When I had my own children, I made a deliberate decision and expended considerable effort to ensure that they had the opportunity to build a strong relationship with their grandmother. I persevered in that effort, even in the face of emotionally violent disagreements between me and my mother, when it felt like it would have been easier to cut the ties. I am grateful beyond words that I did not give up because the Vietnam trip is one of the many returns on that investment and effort. On deeper reflection, I realise, even though I may not have been able to articulate it before, that it is the recognition of the value of my grandmother’s gift to me that made me want the same for my children.

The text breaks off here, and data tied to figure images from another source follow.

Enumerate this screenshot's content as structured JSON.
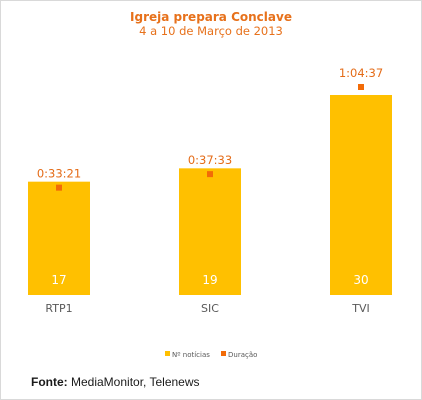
{
  "chart_data": {
    "type": "bar",
    "title": "Igreja prepara Conclave",
    "subtitle": "4 a 10 de Março de 2013",
    "categories": [
      "RTP1",
      "SIC",
      "TVI"
    ],
    "series": [
      {
        "name": "Nº notícias",
        "type": "bar",
        "values": [
          17,
          19,
          30
        ],
        "labels": [
          "17",
          "19",
          "30"
        ],
        "color": "#ffc000"
      },
      {
        "name": "Duração",
        "type": "marker",
        "values": [
          "0:33:21",
          "0:37:33",
          "1:04:37"
        ],
        "labels": [
          "0:33:21",
          "0:37:33",
          "1:04:37"
        ],
        "color": "#f26b07"
      }
    ],
    "ylim": [
      0,
      36
    ],
    "grid": false,
    "legend_position": "bottom"
  },
  "source": {
    "label": "Fonte:",
    "text": "MediaMonitor, Telenews"
  }
}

The mother that my mother describes is not the grandmother I experienced. The grandmother that my children experience today is not the mother my sister and I experienced. I think the separation of a generation provides a perspective that adds a whole new dimension to matrilineal interactions. So grandmothers can do things in a way that mothers cannot and fostering those interactions had added a richness and depth to my daughters’ lives. My mother is here because of her mother. I am here because of my mother, and my daughter is here because of me. In a way, my daughter and her grandmother are enjoying this Mother’s Day, an ocean and two continents away, because of the powerful impact of my own grandmother in my life. My mother and daughter are carrying on the journey my grandmother and I began which was interrupted by her death 30 years ago. The circle of love continues and I feel a sense of completion in the way things have worked out. In more ways than just DNA transmission, none of us would be here without my grandmother, and I never got a chance to thank her for all that she so freely gave me. So as I wish my mother a Happy Mother’s Day, I dedicate this reflection with love and gratitude to my Athamma whose unconditional love and affirmation of my worthiness helped to lay the foundation for the person I am today.